NEW YORK/HONG KONG (Reuters) - Noble Group Ltd said on Tuesday it would sell its remaining 49 percent stake in its agribusiness to China’s state-owned COFCO International Ltd, exiting agricultural markets as Asia’s biggest commodity merchant seeks to slash debt.
The $750 million cash deal will hand COFCO full ownership of Noble Agri, which will be renamed COFCO Agri. It will handle everything from corn to sugar to cocoa and fertilizer, as China, the world’s top commodities buyer, seeks greater access to food.
The purchase will also expand COFCO’s global footprint in agricultural markets, rivalling the “ABCD” quartet of companies -- Archer Daniels Midland, Bunge, Cargill [CARG.UL] and Louis Dreyfus [AKIRAU.UL]. COFCO bought an initial 51 percent stake in Noble Agri in April 2014.
“The acquisition will greatly accelerate COFCO’s internationalization and global positioning,” Chairman Frank Gaoning Ning, said in a statement, adding that COFCO was bullish on the long-term outlook for the business.
The terms of the deal also include an additional deferred payment of up to $200 million if the business is listed on a stock market or sold, and also based on the unit’s future performance.
For Noble, the deal is a major step towards helping it retain its investment grade credit rating and repair investor confidence after a bruising accounting dispute.
Noble said the proceeds will go toward paying off debt, which stood at $4.2 billion at end-September, exceeding Chief Executive Yusuf Alireza’s pledge last month to raise $500 million through asset sales and strategic partnerships. The deal will also result in a non-cash loss of $546 million.
“It is a nice Christmas bonus for both stock and bondholders as it removes an earnings drag from the income statement and provides immediate debt reduction to the balance sheet,” said Andrew DeVries, analyst at independent researchers CreditSights.
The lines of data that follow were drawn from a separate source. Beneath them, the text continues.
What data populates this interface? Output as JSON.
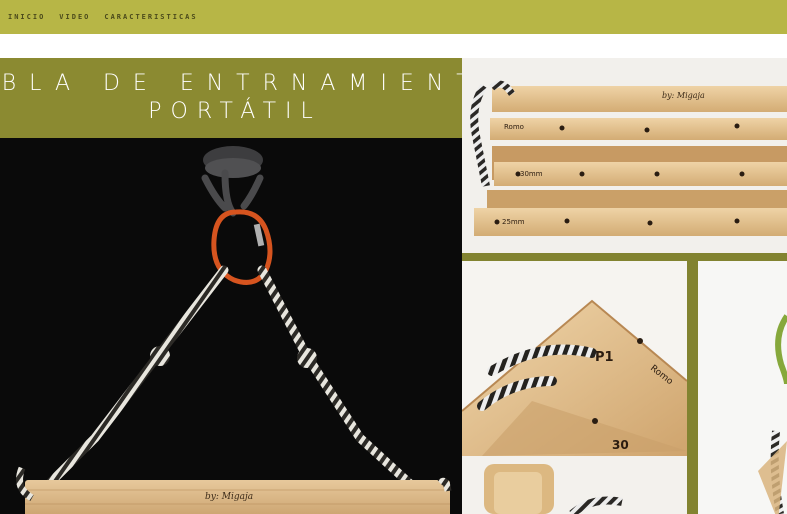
{
  "nav": {
    "items": [
      {
        "label": "INICIO"
      },
      {
        "label": "VIDEO"
      },
      {
        "label": "CARACTERISTICAS"
      }
    ]
  },
  "hero": {
    "title_line1": "TABLA DE ENTRNAMIENTO",
    "title_line2": "PORTÁTIL",
    "board_brand": "by: Migaja"
  },
  "thumbs": {
    "top": {
      "brand": "by: Migaja",
      "rows": [
        "Romo",
        "30mm",
        "25mm"
      ]
    },
    "mid": {
      "labels": [
        "P1",
        "Romo",
        "30"
      ]
    }
  },
  "colors": {
    "nav_bg": "#b7b646",
    "banner_bg": "#8b8a31",
    "band": "#828330",
    "carabiner": "#d6541f"
  }
}
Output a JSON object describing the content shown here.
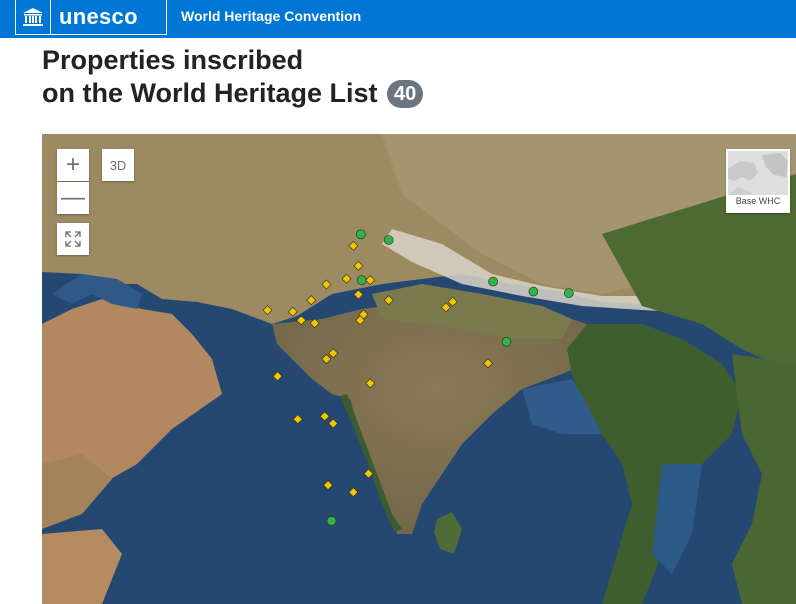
{
  "header": {
    "logo_text": "unesco",
    "site_title": "World Heritage Convention"
  },
  "page": {
    "title_line1": "Properties inscribed",
    "title_line2": "on the World Heritage List",
    "count": "40"
  },
  "map": {
    "controls": {
      "zoom_in": "+",
      "zoom_out": "—",
      "three_d": "3D",
      "basemap_label": "Base WHC"
    },
    "marker_colors": {
      "cultural": "#f2c500",
      "natural": "#2fb34a"
    },
    "markers": [
      {
        "type": "natural",
        "lon": 77.95,
        "lat": 30.8
      },
      {
        "type": "natural",
        "lon": 79.6,
        "lat": 30.4
      },
      {
        "type": "cultural",
        "lon": 77.5,
        "lat": 30.0
      },
      {
        "type": "cultural",
        "lon": 77.8,
        "lat": 28.6
      },
      {
        "type": "cultural",
        "lon": 77.1,
        "lat": 27.7
      },
      {
        "type": "natural",
        "lon": 78.0,
        "lat": 27.6
      },
      {
        "type": "cultural",
        "lon": 78.5,
        "lat": 27.6
      },
      {
        "type": "cultural",
        "lon": 75.9,
        "lat": 27.3
      },
      {
        "type": "cultural",
        "lon": 77.8,
        "lat": 26.6
      },
      {
        "type": "cultural",
        "lon": 75.0,
        "lat": 26.2
      },
      {
        "type": "cultural",
        "lon": 79.6,
        "lat": 26.2
      },
      {
        "type": "cultural",
        "lon": 72.4,
        "lat": 25.5
      },
      {
        "type": "cultural",
        "lon": 73.9,
        "lat": 25.4
      },
      {
        "type": "cultural",
        "lon": 74.4,
        "lat": 24.8
      },
      {
        "type": "cultural",
        "lon": 75.2,
        "lat": 24.6
      },
      {
        "type": "cultural",
        "lon": 78.1,
        "lat": 25.2
      },
      {
        "type": "cultural",
        "lon": 77.9,
        "lat": 24.8
      },
      {
        "type": "cultural",
        "lon": 83.0,
        "lat": 25.7
      },
      {
        "type": "cultural",
        "lon": 83.4,
        "lat": 26.1
      },
      {
        "type": "natural",
        "lon": 85.8,
        "lat": 27.5
      },
      {
        "type": "natural",
        "lon": 88.2,
        "lat": 26.8
      },
      {
        "type": "natural",
        "lon": 90.3,
        "lat": 26.7
      },
      {
        "type": "natural",
        "lon": 86.6,
        "lat": 23.3
      },
      {
        "type": "cultural",
        "lon": 85.5,
        "lat": 21.8
      },
      {
        "type": "cultural",
        "lon": 76.3,
        "lat": 22.5
      },
      {
        "type": "cultural",
        "lon": 75.9,
        "lat": 22.1
      },
      {
        "type": "cultural",
        "lon": 73.0,
        "lat": 20.9
      },
      {
        "type": "cultural",
        "lon": 78.5,
        "lat": 20.4
      },
      {
        "type": "cultural",
        "lon": 74.2,
        "lat": 17.9
      },
      {
        "type": "cultural",
        "lon": 75.8,
        "lat": 18.1
      },
      {
        "type": "cultural",
        "lon": 76.3,
        "lat": 17.6
      },
      {
        "type": "cultural",
        "lon": 78.4,
        "lat": 14.1
      },
      {
        "type": "cultural",
        "lon": 76.0,
        "lat": 13.3
      },
      {
        "type": "cultural",
        "lon": 77.5,
        "lat": 12.8
      },
      {
        "type": "natural",
        "lon": 76.2,
        "lat": 10.8
      }
    ]
  }
}
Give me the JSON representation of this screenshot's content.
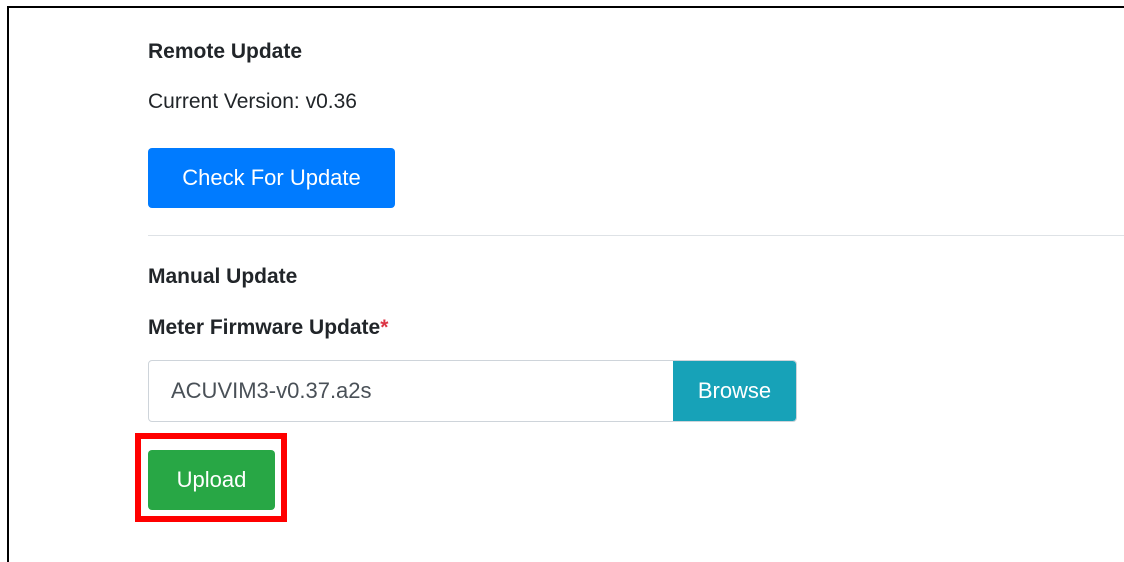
{
  "remote_update": {
    "title": "Remote Update",
    "current_version": "Current Version: v0.36",
    "check_button_label": "Check For Update"
  },
  "manual_update": {
    "title": "Manual Update",
    "field_label": "Meter Firmware Update",
    "required_marker": "*",
    "file_name": "ACUVIM3-v0.37.a2s",
    "browse_label": "Browse",
    "upload_label": "Upload"
  },
  "colors": {
    "primary": "#007bff",
    "info": "#17a2b8",
    "success": "#28a745",
    "danger": "#dc3545",
    "highlight": "#ff0000"
  }
}
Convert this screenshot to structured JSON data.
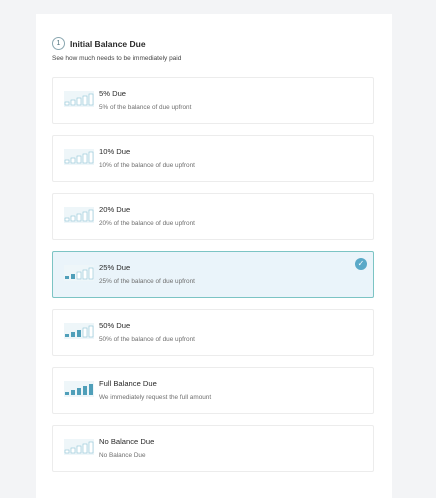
{
  "section": {
    "step_number": "1",
    "title": "Initial Balance Due",
    "subtitle": "See how much needs to be immediately paid"
  },
  "colors": {
    "accent": "#5aa9c8",
    "bar_filled": "#4f9fb9",
    "bar_empty_stroke": "#8ec3d6",
    "selected_bg": "#eaf4fa",
    "selected_border": "#7cc4c4"
  },
  "options": [
    {
      "label": "5% Due",
      "description": "5% of the balance of due upfront",
      "filled_bars": 0,
      "selected": false
    },
    {
      "label": "10% Due",
      "description": "10% of the balance of due upfront",
      "filled_bars": 0,
      "selected": false
    },
    {
      "label": "20% Due",
      "description": "20% of the balance of due upfront",
      "filled_bars": 0,
      "selected": false
    },
    {
      "label": "25% Due",
      "description": "25% of the balance of due upfront",
      "filled_bars": 2,
      "selected": true
    },
    {
      "label": "50% Due",
      "description": "50% of the balance of due upfront",
      "filled_bars": 3,
      "selected": false
    },
    {
      "label": "Full Balance Due",
      "description": "We immediately request the full amount",
      "filled_bars": 5,
      "selected": false
    },
    {
      "label": "No Balance Due",
      "description": "No Balance Due",
      "filled_bars": 0,
      "selected": false
    }
  ],
  "icons": {
    "option": "signal-bars-icon",
    "selected": "checkmark-icon",
    "step": "step-number-icon"
  }
}
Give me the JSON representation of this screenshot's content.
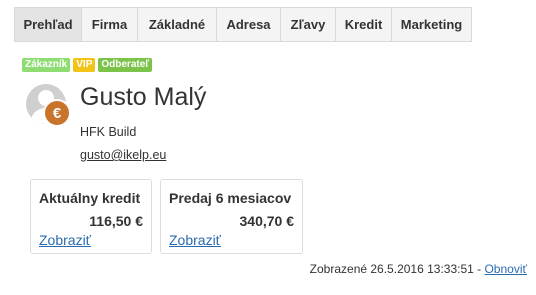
{
  "tabs": [
    {
      "label": "Prehľad",
      "active": true
    },
    {
      "label": "Firma"
    },
    {
      "label": "Základné"
    },
    {
      "label": "Adresa"
    },
    {
      "label": "Zľavy"
    },
    {
      "label": "Kredit"
    },
    {
      "label": "Marketing"
    }
  ],
  "badges": [
    {
      "label": "Zákazník",
      "color": "#8fdc73"
    },
    {
      "label": "VIP",
      "color": "#f0c419"
    },
    {
      "label": "Odberateľ",
      "color": "#7cc34a"
    }
  ],
  "customer": {
    "name": "Gusto Malý",
    "company": "HFK Build",
    "email": "gusto@ikelp.eu",
    "avatar_icon": "user-avatar-icon",
    "euro_icon": "€"
  },
  "cards": [
    {
      "title": "Aktuálny kredit",
      "value": "116,50 €",
      "link": "Zobraziť"
    },
    {
      "title": "Predaj 6 mesiacov",
      "value": "340,70 €",
      "link": "Zobraziť"
    }
  ],
  "footer": {
    "displayed_text": "Zobrazené 26.5.2016 13:33:51 - ",
    "refresh_label": "Obnoviť"
  },
  "colors": {
    "link": "#2a6ab0",
    "tab_active_bg": "#e4e4e4",
    "euro_badge": "#c8742a"
  }
}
“This should also buy Noble management some crucial time with the agencies who have them on review for downgrade to junk,” he added.
Noble shares rose as much as 4.5 percent on Wednesday after the deal was announced. Its bonds have been steadily rising since Reuters first reported the deal last week.
The bonds due 2020 edged up to around 69 cents on the dollar on Wednesday. They were trading at around 63 cents a week ago.
Noble said the sale will put its financial metrics in excess of those required of an investment grade credit, but ratings agency Standard & Poor’s said it would have no immediate impact.
The agency, which has Noble at the lowest investment grade rating of BBB-minus, also said the sale could “weaken Noble’s business position, including its business diversity and long-term competitiveness”.
Moody’s also has Noble on its lowest investment grade rating which is on review for a possible downgrade. Fitch has a stable outlook on its BBB-minus rating for the firm.
The sale also eliminates exposure to an asset-heavy industry, which requires operators to own farms, grain elevators and sugar mills and employ thousands of staff to run them.
In 2014, Noble’s agri business, the smallest of its three divisions by revenue and profits, employed about 11,000 people, compared with around 1,900 in the rest of the group, according to its annual report. It also reported operating income of $8.3 million and revenue of $11.8 billion for that year.
The sale is subject to approval from Noble shareholders and the Australian Foreign Investment Review Board. No anti-trust approvals are required, the company said.
Shares in Noble have shed around two-thirds of their value since mid-February when blogger Iceberg Research alleged the company was inflating its assets by billions of dollars by not fairly representing the value of its commodity contracts.
Noble rejected the claims and board-appointed consultant PricewaterhouseCoopers found no wrongdoing in a report published in August.